Apple suppliers will unfortunately find themselves as the scapegoat of information leaks while the marketing gods leverage leaks to blunt the market.

To continue its rate of growth, Apple has to modify its product and supporting global supply chain strategy on-the-fly

There are two important factors brought out in the latest results.  The first is that Apple’s revenues are weighted heavily on international markets. The second is that the rising value of the U.S. dollar, compounded by the slowing of the economies of Europe and China, are having a discernible impact on Apple current revenue growth momentum.

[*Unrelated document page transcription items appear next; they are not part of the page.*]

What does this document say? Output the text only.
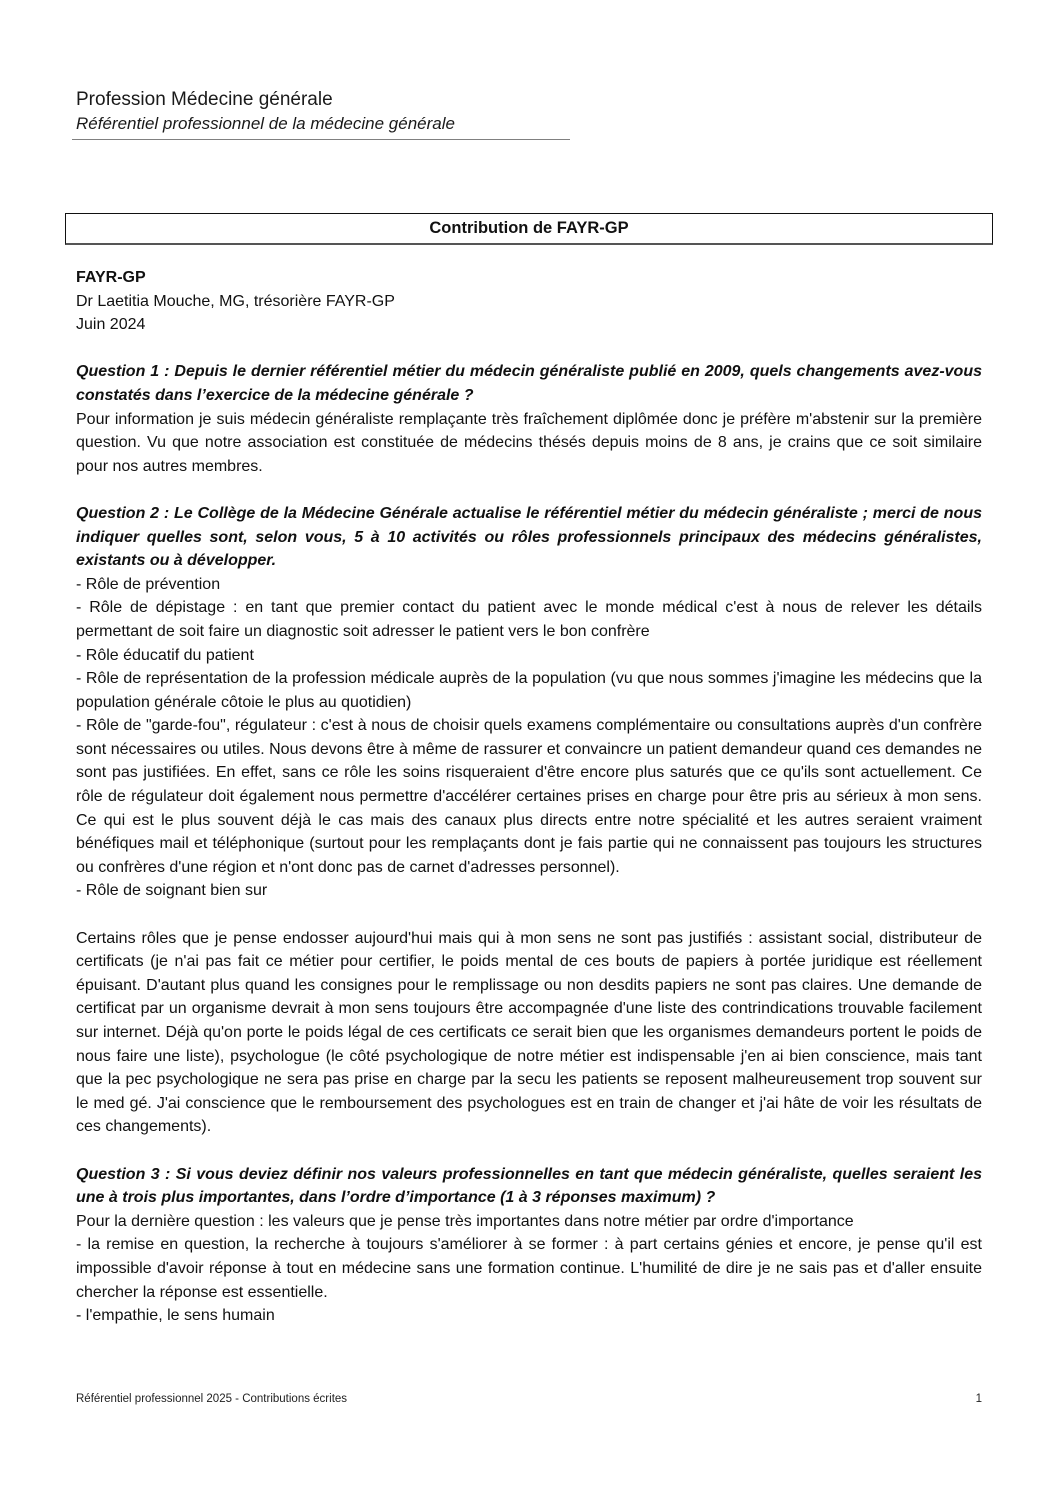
Profession Médecine générale
Référentiel professionnel de la médecine générale
Contribution de FAYR-GP
FAYR-GP
Dr Laetitia Mouche, MG, trésorière FAYR-GP
Juin 2024

Question 1 : Depuis le dernier référentiel métier du médecin généraliste publié en 2009, quels changements avez-vous constatés dans l’exercice de la médecine générale ?

Pour information je suis médecin généraliste remplaçante très fraîchement diplômée donc je préfère m'abstenir sur la première question. Vu que notre association est constituée de médecins thésés depuis moins de 8 ans, je crains que ce soit similaire pour nos autres membres.

Question 2 : Le Collège de la Médecine Générale actualise le référentiel métier du médecin généraliste ; merci de nous indiquer quelles sont, selon vous, 5 à 10 activités ou rôles professionnels principaux des médecins généralistes, existants ou à développer.

- Rôle de prévention

- Rôle de dépistage : en tant que premier contact du patient avec le monde médical c'est à nous de relever les détails permettant de soit faire un diagnostic soit adresser le patient vers le bon confrère

- Rôle éducatif du patient

- Rôle de représentation de la profession médicale auprès de la population (vu que nous sommes j'imagine les médecins que la population générale côtoie le plus au quotidien)

- Rôle de "garde-fou", régulateur : c'est à nous de choisir quels examens complémentaire ou consultations auprès d'un confrère sont nécessaires ou utiles. Nous devons être à même de rassurer et convaincre un patient demandeur quand ces demandes ne sont pas justifiées. En effet, sans ce rôle les soins risqueraient d'être encore plus saturés que ce qu'ils sont actuellement. Ce rôle de régulateur doit également nous permettre d'accélérer certaines prises en charge pour être pris au sérieux à mon sens. Ce qui est le plus souvent déjà le cas mais des canaux plus directs entre notre spécialité et les autres seraient vraiment bénéfiques mail et téléphonique (surtout pour les remplaçants dont je fais partie qui ne connaissent pas toujours les structures ou confrères d'une région et n'ont donc pas de carnet d'adresses personnel).

- Rôle de soignant bien sur

Certains rôles que je pense endosser aujourd'hui mais qui à mon sens ne sont pas justifiés : assistant social, distributeur de certificats (je n'ai pas fait ce métier pour certifier, le poids mental de ces bouts de papiers à portée juridique est réellement épuisant. D'autant plus quand les consignes pour le remplissage ou non desdits papiers ne sont pas claires. Une demande de certificat par un organisme devrait à mon sens toujours être accompagnée d'une liste des contrindications trouvable facilement sur internet. Déjà qu'on porte le poids légal de ces certificats ce serait bien que les organismes demandeurs portent le poids de nous faire une liste), psychologue (le côté psychologique de notre métier est indispensable j'en ai bien conscience, mais tant que la pec psychologique ne sera pas prise en charge par la secu les patients se reposent malheureusement trop souvent sur le med gé. J'ai conscience que le remboursement des psychologues est en train de changer et j'ai hâte de voir les résultats de ces changements).

Question 3 : Si vous deviez définir nos valeurs professionnelles en tant que médecin généraliste, quelles seraient les une à trois plus importantes, dans l’ordre d’importance (1 à 3 réponses maximum) ?

Pour la dernière question : les valeurs que je pense très importantes dans notre métier par ordre d'importance

- la remise en question, la recherche à toujours s'améliorer à se former : à part certains génies et encore, je pense qu'il est impossible d'avoir réponse à tout en médecine sans une formation continue. L'humilité de dire je ne sais pas et d'aller ensuite chercher la réponse est essentielle.

- l'empathie, le sens humain

Référentiel professionnel 2025 - Contributions écrites	1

We have previously penned commentaries providing our view that Apple is developing lower-cost versions of its popular devices because the company must target a more cost-sensitive consumer who cannot currently afford the high price tags of Apple’s products. Not everyone in the world can afford a $200- 300 subsidized iPhone or $500 iPad. Once more, Apple’s real goal is securing the largest volume of installed base devices upon which it can sell more profitable electronic content. Reuters just released information from a recent unsealed statement from an Apple expert witness filed in the current patent law suite against Samsung indicting that between October 2010 and March 2012, Apple encountered gross margins of 49 to 58 percent for the iPhone. An entry version of either the iPhone or iPad targeted to income challenged consumers implies different product structure, selling channels, and supply chain design. Apple is facing the challenge of having to segment its supply chains to support both existing high margin, and soon, high-volume, very low-margin products, all while adhering to a looking glass of high social responsibility and labor practice standards.  Do not be surprised that some of Apple’s huge cash balance is being tapped for increased production robotics and supply chain automation.

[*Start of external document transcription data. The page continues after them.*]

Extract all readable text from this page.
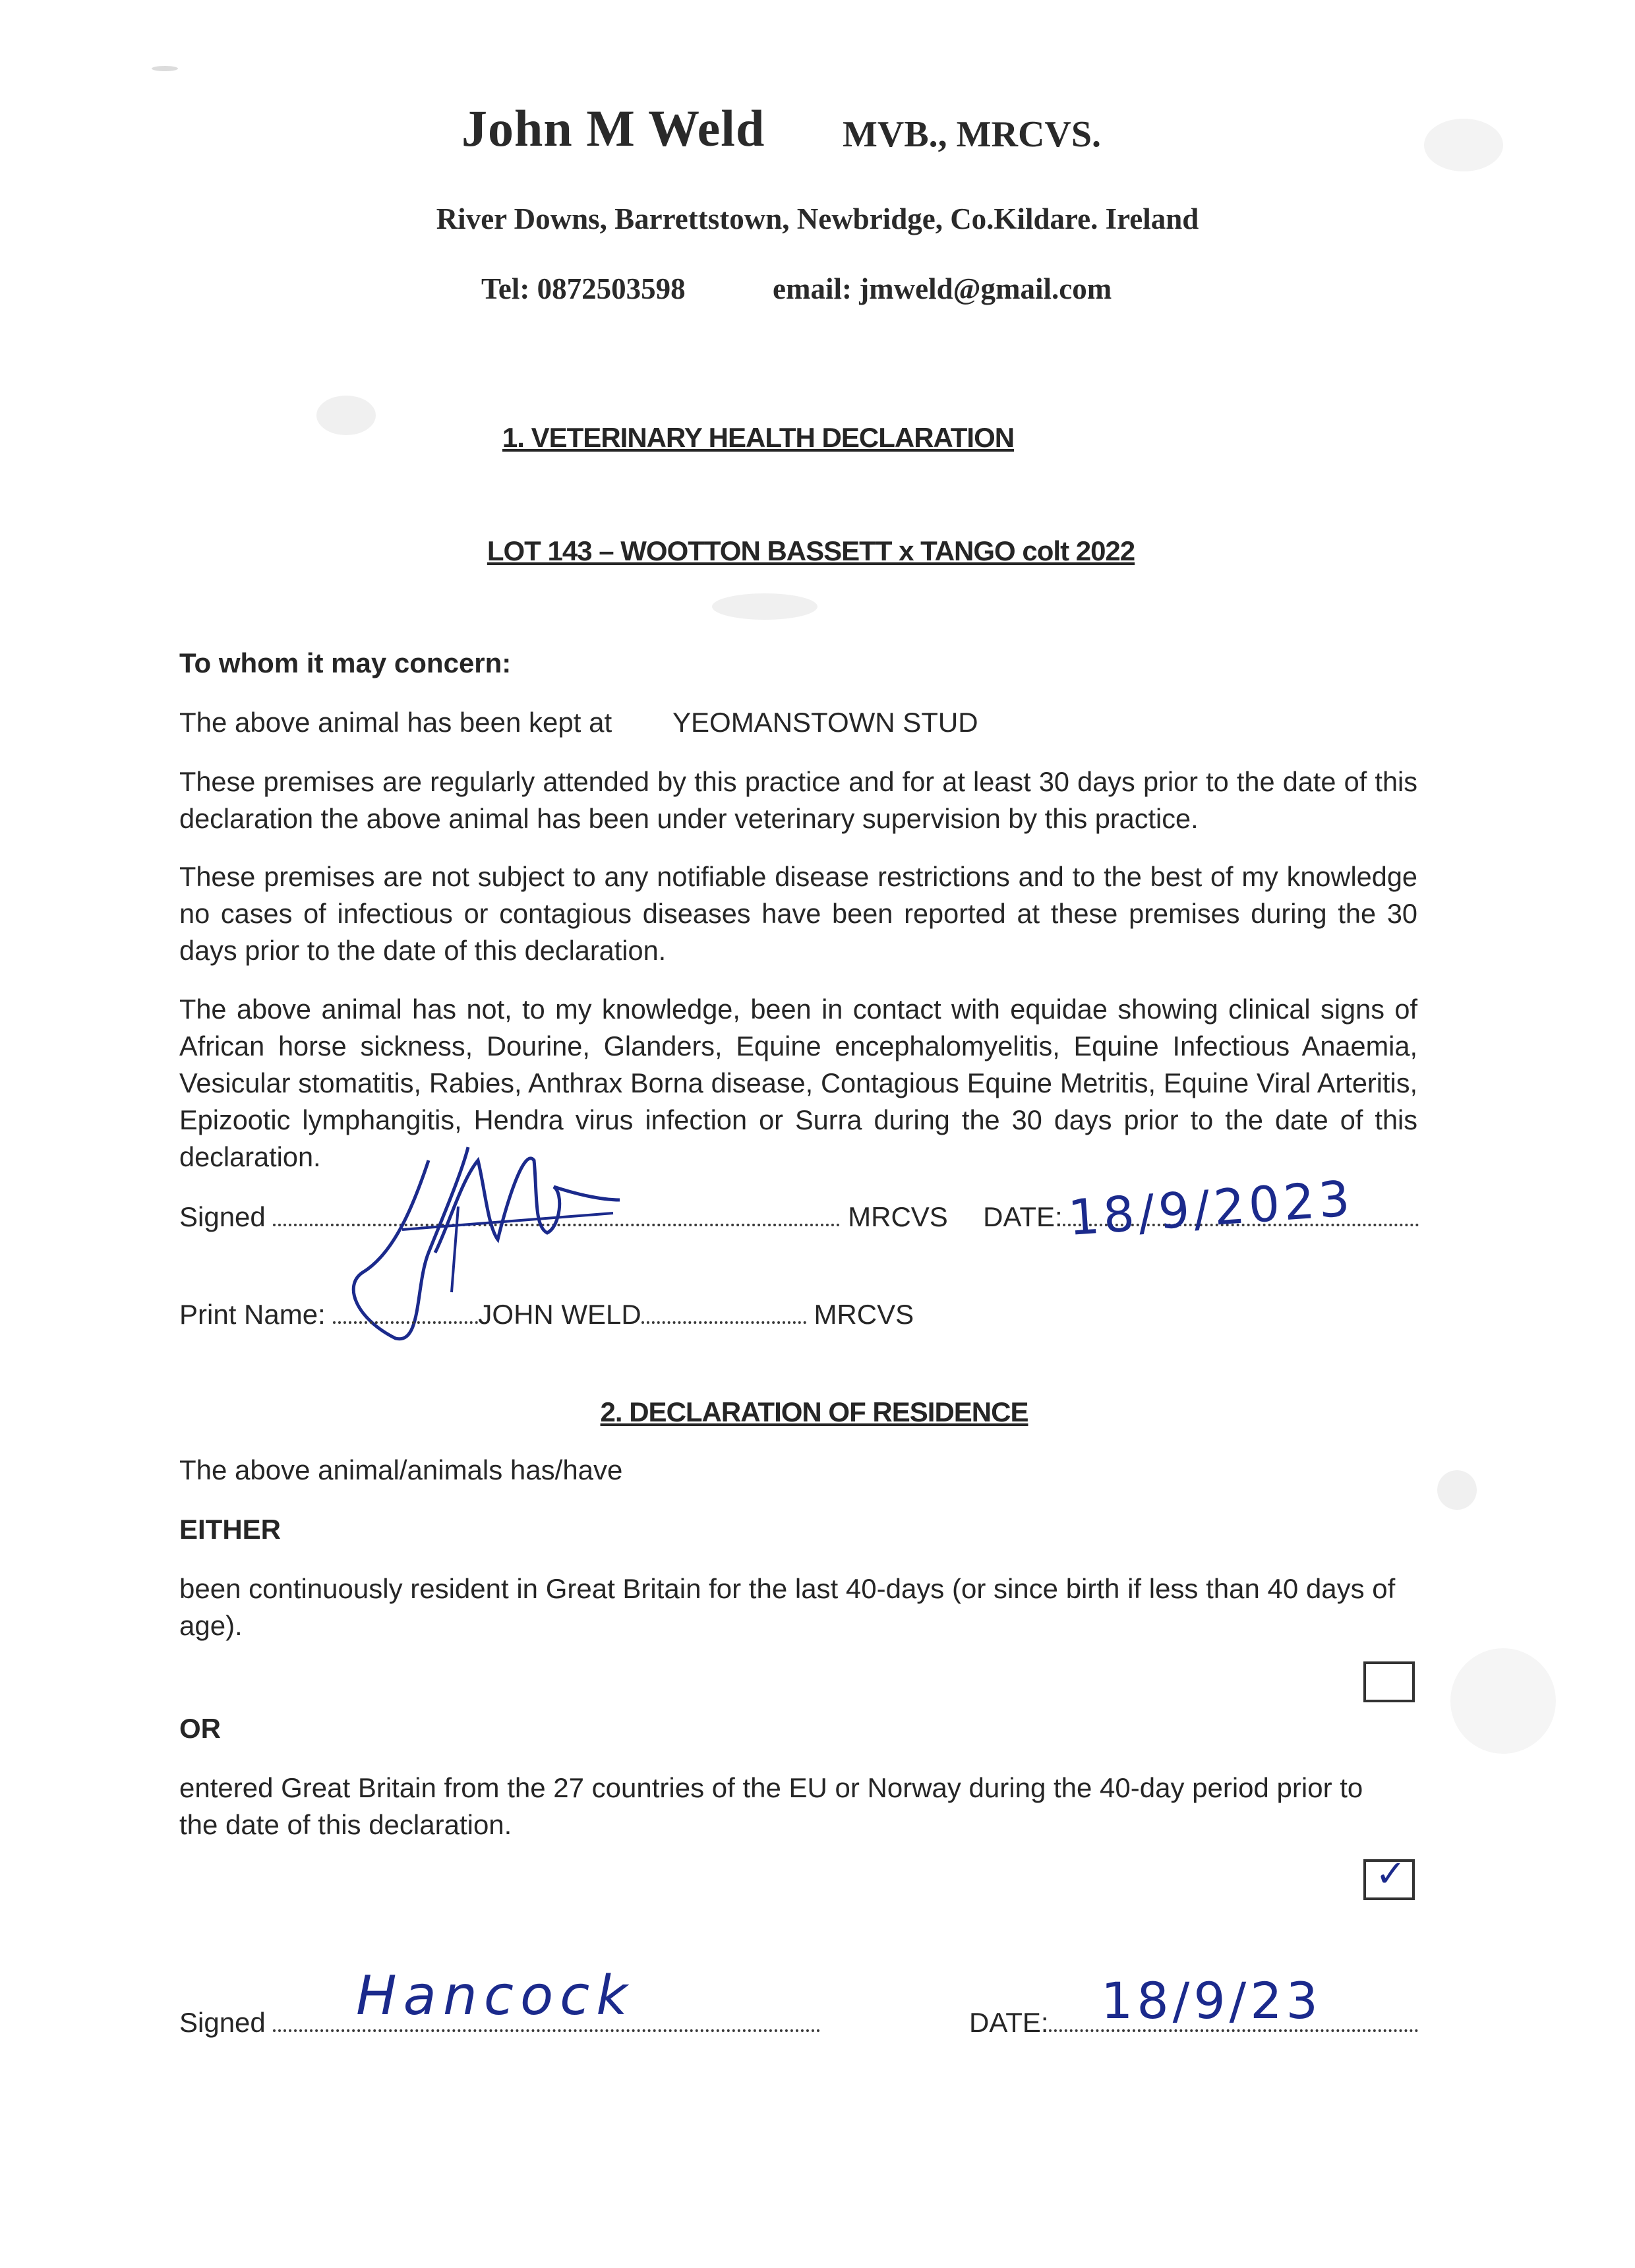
John M Weld MVB., MRCVS.
River Downs, Barrettstown, Newbridge, Co.Kildare. Ireland
Tel: 0872503598	email: jmweld@gmail.com
1. VETERINARY HEALTH DECLARATION
LOT 143 – WOOTTON BASSETT x TANGO colt 2022
To whom it may concern:
The above animal has been kept at YEOMANSTOWN STUD
These premises are regularly attended by this practice and for at least 30 days prior to the date of this declaration the above animal has been under veterinary supervision by this practice.
These premises are not subject to any notifiable disease restrictions and to the best of my knowledge no cases of infectious or contagious diseases have been reported at these premises during the 30 days prior to the date of this declaration.
The above animal has not, to my knowledge, been in contact with equidae showing clinical signs of African horse sickness, Dourine, Glanders, Equine encephalomyelitis, Equine Infectious Anaemia, Vesicular stomatitis, Rabies, Anthrax Borna disease, Contagious Equine Metritis, Equine Viral Arteritis, Epizootic lymphangitis, Hendra virus infection or Surra during the 30 days prior to the date of this declaration.
Signed	MRCVS DATE: 18/9/2023
Print Name:	JOHN WELD	MRCVS
2. DECLARATION OF RESIDENCE
The above animal/animals has/have
EITHER
been continuously resident in Great Britain for the last 40-days (or since birth if less than 40 days of
age).
OR
entered Great Britain from the 27 countries of the EU or Norway during the 40-day period prior to
the date of this declaration.
✓
Signed	Hancock	DATE:	18/9/23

The bottom line is that Apple’s supply chain capabilities have in many tests, provided the agility and resiliency to enable explosive business growth. The third fiscal 2012 quarter for Apple is the turning point for even more challenges for its supply chain ecosystem.

A final postscript as we post this commentary to the web.  Samsung just announced that its fiscal second-quarter profit set another company record by rising 48 percent.  The company attributed much of that profit growth to increased sales to the recent launch of the new Galaxy smartphone.